17.3. Parsing command line options with getopt

The getopt module helps script to parse a complex command line options. Example 17.5 shows an example.

Example 17.5. Getopt example

This example shows a piece of code for handling options in a program called, say, filteralig, taking an alignment and filtering some sites according to specific criteria. Options are of the form: '-o1 value1 -o2 value2' where 'o1' and 'o2' are the names of the options and value1, value2 are their argument, which might be optional for some of the parameters. You can use this script this way, for instance:
filteralig -t0.7 -f2,3 align_file
	
import sys
import getopt

def usage(prog="filtersites"):                                            (1)
    print """
filteralig : filter sites in alignments

 filteralig [-ch] [-t <threshold>] [-f <frames>] [-i <cols>] <alignment>

 -h                  print this message
 
 -c                  print colum numbers of the original alignment
        
 -t <threshold>      filter all colums with a conservation above <threshold>
 -f <frames>         filter all codonpositions of frames
                     possible values 1, 2, 3 
                     for more than one use syntaxe: '1,2'
 -i <cols>           filter this columns
                     syntaxe: give a string with the column numbers separated by
 ','

 <alignment>         the file has to be in clustalw format

 """

o, a = getopt.getopt(sys.argv[1:], 'ct:f:i:h')                            (2)
opts = {}
for k,v in o:                                                             (3)
    opts[k] = v
if  opts.has_key('-h'):                                                   (4)
    usage(); sys.exit(0)
if len(a) < 1:                                                            (5)
    usage(); sys.exit("alignment file missing")
	  
1

A usage function is very useful to help the user in case of an error on the command line.

2

The first parameter for the getopt function should be a string containing the actual arguments the script has been called with, not including the script name, available in sys.argv[0].

The second parameter is a string describing the expected options.

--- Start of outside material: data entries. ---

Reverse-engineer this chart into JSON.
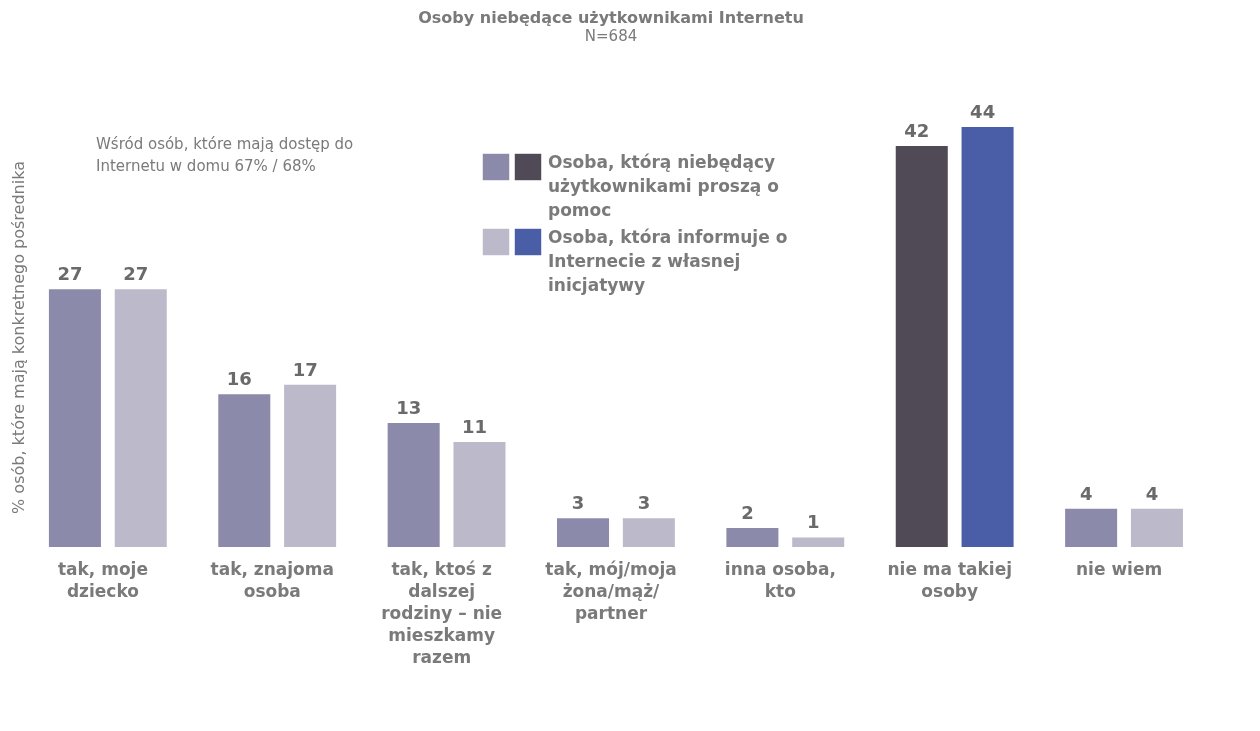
{
  "chart_data": {
    "type": "bar",
    "title": "Osoby niebędące użytkownikami Internetu",
    "subtitle": "N=684",
    "ylabel": "% osób, które mają konkretnego pośrednika",
    "categories": [
      "tak, moje dziecko",
      "tak, znajoma osoba",
      "tak, ktoś z dalszej rodziny – nie mieszkamy razem",
      "tak, mój/moja żona/mąż/ partner",
      "inna osoba, kto",
      "nie ma takiej osoby",
      "nie wiem"
    ],
    "series": [
      {
        "name": "Osoba, którą niebędący użytkownikami proszą o pomoc",
        "color": "#8b8aab",
        "colors": [
          "#8b8aab",
          "#8b8aab",
          "#8b8aab",
          "#8b8aab",
          "#8b8aab",
          "#4f4a55",
          "#8b8aab"
        ],
        "values": [
          27,
          16,
          13,
          3,
          2,
          42,
          4
        ]
      },
      {
        "name": "Osoba, która informuje o Internecie z własnej inicjatywy",
        "color": "#bcbaca",
        "colors": [
          "#bcbaca",
          "#bcbaca",
          "#bcbaca",
          "#bcbaca",
          "#bcbaca",
          "#4a5ea8",
          "#bcbaca"
        ],
        "values": [
          27,
          17,
          11,
          3,
          1,
          44,
          4
        ]
      }
    ],
    "data_labels": true,
    "tick_labels": "x",
    "grid": false,
    "legend": "top",
    "annotations": [
      "Wśród osób, które mają dostęp do Internetu w domu 67% / 68%"
    ]
  }
}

The options string which is passed to getopt is here: 'ct:f:i:h'. This means that the following options are available: c, t, f, i and h. When a ':' is added just after, this means that the option expects a value. For instance, the '-t' option requires a threshold value. See the usage!

The getopt function returns tuple, whose first element is a list of (option, value) pairs. The second element is the list of program arguments left after the option list was stripped. Here, a filename for an alignment file is expected.

3

Storing (option, value) pairs in a dictionary.

4

If the user has entered a -h, help is printed.

5

Has the user provided a filename ? If so, it is available in a[0].